While these events took place, George Washington Smothers settled down in Mountain Home, Arkansas with his Louisiana wife. She (Phobe) is my ancestor rather than Zanie, of whom no memory has been preserved by my living kin.

George Washington Smothers somehow fought through America’s bloodiest war without so much as a scratch, but life has a way of catching up with a man like him. He’d had thirteen children with Phobe by this time, and he was tilling a field to provide for them. But the harvest didn’t come in one year. And, the story goes, he owed some people some money. For what, I’ll probably never know, but it was enough to drive him to the edge.

His end came by his own hand in the middle of his field one day. Lady Fortune’s wheel had spun and would spin again, for none of his children succumbed to starvation in the coming years. Each one survived, and only a few generations later, the story of the Booths and the Smotherses crossed.

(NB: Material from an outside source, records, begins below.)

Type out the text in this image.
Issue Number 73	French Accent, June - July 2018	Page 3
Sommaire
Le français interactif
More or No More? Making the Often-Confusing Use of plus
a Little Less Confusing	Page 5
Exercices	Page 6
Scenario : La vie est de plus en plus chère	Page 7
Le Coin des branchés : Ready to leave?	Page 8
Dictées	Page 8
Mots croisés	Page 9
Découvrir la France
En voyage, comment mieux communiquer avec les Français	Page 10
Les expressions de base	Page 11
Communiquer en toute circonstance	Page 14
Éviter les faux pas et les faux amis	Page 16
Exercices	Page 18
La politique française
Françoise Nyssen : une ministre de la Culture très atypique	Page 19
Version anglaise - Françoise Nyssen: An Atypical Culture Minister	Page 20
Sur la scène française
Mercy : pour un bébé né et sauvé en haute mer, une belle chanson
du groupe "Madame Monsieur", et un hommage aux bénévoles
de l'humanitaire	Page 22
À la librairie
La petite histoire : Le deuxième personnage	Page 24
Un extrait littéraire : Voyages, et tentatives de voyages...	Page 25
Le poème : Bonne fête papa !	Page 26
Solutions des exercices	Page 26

My grandmother, Betty Jean Smothers (Nanny), was a descendant of the Booth family. Left down and out after their name was poisoned by the assassin, moving around seemed the only way to go. Some of them stuck in Missouri, oddly enough, but my branch settled in Columbia County, Arkansas. Nanny’s mother, Onaree Short, or Maw Lucy as my dad knew her, lived there and married a man called Calvin who served in the Pacific Theatre in the Second World War. After his back and hip caught shrapnel from a hand grenade, Calvin came home, and the family settled in Onaree’s hometown of Waldo, Arkansas. Nanny grew up there and fell in love with the handsomest, goofiest troublemaker in town: Billy Smothers, the grandson of George Washington and Phobe.

I’d be here whether I knew these stories or not, sure. Plenty of people walk around having no idea they come from fugitives or bigamists. But this is a rich inheritance no one can give or take away. Knowing your family’s past fugitives and pretty boys is the kind of localism anyone can aspire toward and practice.

Before moving from our proverbial Manhattans to our personal Port Royal’s, before disavowing your computer or cell phone in the name of localism, recall and recite your stories. It’s an attainable step for those of us who can’t buy homes yet, or those in our ranks who don’t know a zucchini from a cucumber.

In writing on John Wilkes Booth’s personal character and early life. I owe everything to “The Boys’ Life of Abraham Lincoln” by Helen Nicolay and George Alfred Townsend’s “The Life, Crime and Capture of John Wilkes Booth”. I owe some of my word choice to other folks, too, most notably James Matthew Wilson’s poem “Return to St. Thomas,” and Jim Webb’s “Born Fighting.” For the family aspect of this tale, I owe thanks to my Uncle Jimmy, my father, and several good folks who are now dead, most especially Nanny.